Ref. Diamond, Schurman A First Course in Modular Forms(4th Ed), Ex 1.7(d).
There is a complex torus/elliptic curve reason.
$z \mapsto (\wp_\tau(z),\wp_\tau'(z))$ is an isomorphism $\mathbb{C}/(\mathbb{Z}+\tau \mathbb{Z}) \to E_\tau/\mathbb{C} : y^2 = 4x^3-g_2(\tau) x-g_3(\tau)$ (with $20 g_2(\tau),28 g_3(\tau)$ the coefficients of $z^2, z^4$ in the Laurent expansion of $\wp_\tau(z)$ at $z=0$)
The defining series of $g_2(\tau),g_3(\tau)$ are holomorphic on the upper-half-plane, $1$-periodic and weight $4,6$ invariant under $z \mapsto -1/z$, and since they converge as $\tau \to i\infty$ (absolute convergence of the defining series) they are modular forms $\in M_4(SL_2(\mathbb{Z})),M_6(SL_2(\mathbb{Z}))$ and $\Delta(\tau) = g_2(\tau)^3-27g_3(\tau)^2 \in M_{12}(SL_2(\mathbb{Z}))$.

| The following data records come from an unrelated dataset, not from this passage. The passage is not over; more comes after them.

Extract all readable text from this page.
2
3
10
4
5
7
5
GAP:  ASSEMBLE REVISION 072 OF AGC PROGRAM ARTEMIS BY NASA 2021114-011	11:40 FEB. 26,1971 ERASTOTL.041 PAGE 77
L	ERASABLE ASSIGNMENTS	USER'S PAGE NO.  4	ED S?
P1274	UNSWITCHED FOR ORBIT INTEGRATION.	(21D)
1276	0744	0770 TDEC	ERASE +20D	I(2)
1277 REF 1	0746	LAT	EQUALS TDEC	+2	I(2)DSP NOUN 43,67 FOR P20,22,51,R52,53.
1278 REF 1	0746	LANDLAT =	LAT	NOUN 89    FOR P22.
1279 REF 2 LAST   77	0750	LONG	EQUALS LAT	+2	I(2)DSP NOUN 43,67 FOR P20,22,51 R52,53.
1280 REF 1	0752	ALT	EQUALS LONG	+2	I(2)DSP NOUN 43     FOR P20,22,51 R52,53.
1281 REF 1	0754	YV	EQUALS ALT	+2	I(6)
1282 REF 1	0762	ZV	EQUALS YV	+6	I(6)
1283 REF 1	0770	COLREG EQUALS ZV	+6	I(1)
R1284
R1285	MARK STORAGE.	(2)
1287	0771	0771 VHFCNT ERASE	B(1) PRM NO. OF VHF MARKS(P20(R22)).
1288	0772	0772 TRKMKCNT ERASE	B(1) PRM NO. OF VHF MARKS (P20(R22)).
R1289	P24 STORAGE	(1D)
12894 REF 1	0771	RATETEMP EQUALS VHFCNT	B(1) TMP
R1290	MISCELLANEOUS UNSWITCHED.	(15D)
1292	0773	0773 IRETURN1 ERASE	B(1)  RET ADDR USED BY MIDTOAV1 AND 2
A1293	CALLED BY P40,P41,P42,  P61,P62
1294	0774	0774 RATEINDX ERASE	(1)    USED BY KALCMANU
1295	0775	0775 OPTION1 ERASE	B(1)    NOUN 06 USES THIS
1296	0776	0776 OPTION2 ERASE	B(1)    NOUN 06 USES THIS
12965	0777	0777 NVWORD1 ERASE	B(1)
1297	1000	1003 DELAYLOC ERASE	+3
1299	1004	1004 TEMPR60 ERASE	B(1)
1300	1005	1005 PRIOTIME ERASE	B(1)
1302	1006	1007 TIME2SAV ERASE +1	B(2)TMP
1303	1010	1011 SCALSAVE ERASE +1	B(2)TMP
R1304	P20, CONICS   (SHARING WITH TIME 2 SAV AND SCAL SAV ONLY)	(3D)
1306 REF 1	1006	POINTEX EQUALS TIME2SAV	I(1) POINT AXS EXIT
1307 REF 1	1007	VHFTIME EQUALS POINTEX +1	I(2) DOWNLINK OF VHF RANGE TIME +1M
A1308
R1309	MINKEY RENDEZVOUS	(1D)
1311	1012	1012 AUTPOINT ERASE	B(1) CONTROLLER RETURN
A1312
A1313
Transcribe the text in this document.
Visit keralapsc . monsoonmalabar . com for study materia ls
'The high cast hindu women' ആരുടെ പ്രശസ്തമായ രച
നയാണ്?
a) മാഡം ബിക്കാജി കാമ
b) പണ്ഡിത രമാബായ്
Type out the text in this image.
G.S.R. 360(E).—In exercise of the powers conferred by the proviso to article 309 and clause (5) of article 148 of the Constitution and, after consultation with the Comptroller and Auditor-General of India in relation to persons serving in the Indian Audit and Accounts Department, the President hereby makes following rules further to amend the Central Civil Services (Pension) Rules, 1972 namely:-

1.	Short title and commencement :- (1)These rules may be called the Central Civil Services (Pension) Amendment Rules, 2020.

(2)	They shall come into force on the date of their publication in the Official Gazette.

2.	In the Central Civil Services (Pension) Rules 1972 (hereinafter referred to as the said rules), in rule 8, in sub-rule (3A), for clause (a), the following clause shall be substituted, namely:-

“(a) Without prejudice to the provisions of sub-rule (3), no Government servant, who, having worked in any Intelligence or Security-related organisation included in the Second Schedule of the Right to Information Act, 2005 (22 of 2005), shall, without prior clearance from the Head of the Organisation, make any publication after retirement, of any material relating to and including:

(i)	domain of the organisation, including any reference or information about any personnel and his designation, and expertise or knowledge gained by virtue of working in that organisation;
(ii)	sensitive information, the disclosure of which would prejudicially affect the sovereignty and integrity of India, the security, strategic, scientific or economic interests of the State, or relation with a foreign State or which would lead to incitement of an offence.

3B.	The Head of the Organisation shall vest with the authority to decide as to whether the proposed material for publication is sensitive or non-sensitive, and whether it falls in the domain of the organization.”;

$\Delta(\tau) = \prod_{j<l} (e_j(\tau)-e_l(\tau))$ is the discriminant of $4x^3-g_2(\tau) x-g_3(\tau) = 4 \prod_{j=1}^3(x-e_j(\tau))$ so $\Delta(\tau) = 0 $ implies the cubic has a double root and $E_\tau$ is not an elliptic curve. Thus $\Delta(\tau)$ is non-zero on the upper-half plane.
Therefore $j(\tau)= j(E_\tau)= 1728\frac{g_2(\tau)^3}{\Delta(\tau)}$ is meromorphic on the modular curve and non-constant and holomorphic on the upper-half plane. Whence it has a pole at the unique cusp of the modular curve that is at $i \infty$.
And hence that $g_2(i\infty)= 60 \sum_{m \ne 0} \frac{1}{m^4} \ne 0$ implies that $\Delta(i\infty)= 0$ ie. $\Delta$ is a cusp form.